This morning I woke up long before the sun was rising. That’s not unusual since I don’t sleep well. I lay in bed thinking about the day to come, then decide to get up. I walk into the bathroom, close the door and flip the light switch. NOTHING HAPPENED. My first thought was that, “while we were working on yesterday’s project we must have flipped that breaker”. Then I realized there were NO lights anywhere. The programmed lights outside weren’t on. The little light on the electric toothbrush wasn’t flashing. Hmmmm….no instant gratification light going on here this morning.
I was in the dark.
My typical routine is get up, brush my teeth, walk into the kitchen and “put the tea-pot on” (pretty sure that the grammar police would have me on that one) then, after I’ve poured my tea and depending on the day, get ready to see a client, start writing, throw a load of laundry in the washer or read something good for my soul.
It was only 42° outside and, since the power had been off for a while, it was a bit chilly in the house. I went to my desk, found my phone and turned its flashlight on (glad I had charged it the night before). There really wasn’t anywhere to go, so I sat down (with a blanket on my lap) on the loveseat in the library and started writing this post longhand, in my notebook, by the light of my phone. It was around 5:00 by then, still at least an hour until sunrise. I became aware that I’d need to leave for my first client appointment by 8:15, and that chances were pretty good that there was not going to be a hot shower this morning. Then I thought about my trip to Honduras seven years ago. In LaEntrada we were fortunate to have ANY water for a shower and hot water was a real bonus! I remember coming home from that mission trip changed and aware of my ignorance – believing we should be able to just flip a switch or turn on a faucet and expect something to happen.
As I was sitting there, it actually seemed to get colder and I wrapped the blanket more tightly around me. Then, I thought about all those who are cold every single day.
The cold turned to calm and as my thoughts turned to words and glided across the paper, I realized there was a giant shadow of my hand and pen on the ceiling. That made me think of all the shadow puppet games I played with my daughters, now grown women. Then I thought about the decades that have flown by and how much I have in my life.

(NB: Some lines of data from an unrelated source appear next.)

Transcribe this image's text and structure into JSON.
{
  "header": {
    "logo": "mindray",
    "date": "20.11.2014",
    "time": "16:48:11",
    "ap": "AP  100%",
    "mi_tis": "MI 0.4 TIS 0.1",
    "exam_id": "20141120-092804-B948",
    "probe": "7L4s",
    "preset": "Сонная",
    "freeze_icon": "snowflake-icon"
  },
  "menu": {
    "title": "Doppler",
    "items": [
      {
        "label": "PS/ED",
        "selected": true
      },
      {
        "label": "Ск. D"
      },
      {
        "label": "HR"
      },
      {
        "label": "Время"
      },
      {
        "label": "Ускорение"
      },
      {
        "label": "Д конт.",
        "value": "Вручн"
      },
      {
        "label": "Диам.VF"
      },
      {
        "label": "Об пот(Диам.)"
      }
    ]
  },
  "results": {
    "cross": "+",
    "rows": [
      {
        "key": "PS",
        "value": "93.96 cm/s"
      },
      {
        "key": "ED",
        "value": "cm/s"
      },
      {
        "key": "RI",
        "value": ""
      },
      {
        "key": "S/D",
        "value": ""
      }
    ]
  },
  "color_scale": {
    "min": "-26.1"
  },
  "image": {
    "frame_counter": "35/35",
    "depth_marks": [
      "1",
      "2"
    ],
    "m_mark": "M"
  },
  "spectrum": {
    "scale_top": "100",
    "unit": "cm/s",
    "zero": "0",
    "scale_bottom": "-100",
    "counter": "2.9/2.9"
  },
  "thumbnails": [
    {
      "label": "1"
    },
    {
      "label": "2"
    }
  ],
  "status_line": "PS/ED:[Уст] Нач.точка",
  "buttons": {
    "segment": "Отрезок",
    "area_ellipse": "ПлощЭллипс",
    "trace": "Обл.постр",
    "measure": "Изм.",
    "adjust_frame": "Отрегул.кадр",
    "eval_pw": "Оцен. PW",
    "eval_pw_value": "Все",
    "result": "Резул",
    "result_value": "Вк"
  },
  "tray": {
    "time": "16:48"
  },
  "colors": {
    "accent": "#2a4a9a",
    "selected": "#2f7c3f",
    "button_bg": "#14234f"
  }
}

We walk through life flipping switches all the time without ever thinking about what we’re doing. Every day we do SO MANY things without even considering them. They’re simply part of the way we move through time. We “flip on and off” experiences, conversations and interactions like we do with a light switch. We’re on “autopilot” so much that we don’t even realize how much we take for granted; what we’re missing.
My pen ran out of ink, so I had to get up from my comfortable spot and fumble around to find another one. I thought about the hot cup of tea that I wasn’t drinking and then I thought about all those who are starving to death every single day.
I turned the flashlight off. There were no little blue or red lights flashing on my desk; no signs of the electronics that we hand over so much of our time to. I paid attention to the howl of the wind outside the windows and the drops of rain pinging off the glass. I could hear it so clearly in the absolute silence of all else. There were no humming noises from computers or appliances or heaters or lights. There was only, and simply, the dark and the sounds of nature. In the dark everything became more clear and I thought about some of the people who have been in my life for a long time.
Nancy and I have known each other for over fifty years. She is one of the most important people in my world. We met in first grade and have been in each other’s lives ever since then. Our journeys didn’t always follow parallel paths so there were years when we didn’t see each other often. Our lives took different roads with different experiences, but we were always connected. Yesterday was Nancy’s fifty-eight birthday. After a morning “happy birthday” I texted her in the evening to say “hope you’re having a wonderful day”. She wrote back to me and said, “It was the best day one could ever have”. Wow. Nancy is the most “glass half-full” person I’ve ever known. She has experienced her share of loss including the death of her parents, and her husband, but has never given in to pity or anger. She has, of course, faced challenging times but has never given up in believing in amazing possibilities. She is open to new experiences and she loves life. She doesn’t take for granted the switches she gets to flip in her life and, because of that, she brings joy to those who are blessed to walk with her.
I stopped writing to get another blanket. I reached for the light switch again….an automatic behavior without even a thought. We walk into a room and simply flip a switch. We forget to appreciate anything because we expect everything. We assume there’s going to be heat and hot water and lights that jump to attention. We expect to open a refrigerator and find food that’s cold and fresh. We open a closet and have a tough time deciding what to wear because we have so much. We flip on a phone or computer and have instant access and connection. We get caught up in our first world problems.
As the sun came up I watched the raindrops dance on the slate walkways outside the window where I sat with a blanket and a cell phone flashlight and a notebook and a pen, and I wrote.
Then, I thought about God and my grandchildren and my daughters. I thought about my husband and my friends. I thought about grace and hope and joy mixed with pain and sorrow and despair. I thought about love and loss. I thought about how small we are and how great we are.
My prayer for you, this week, is that you can BE still enough to really hear the wind and to see the dance of the raindrops.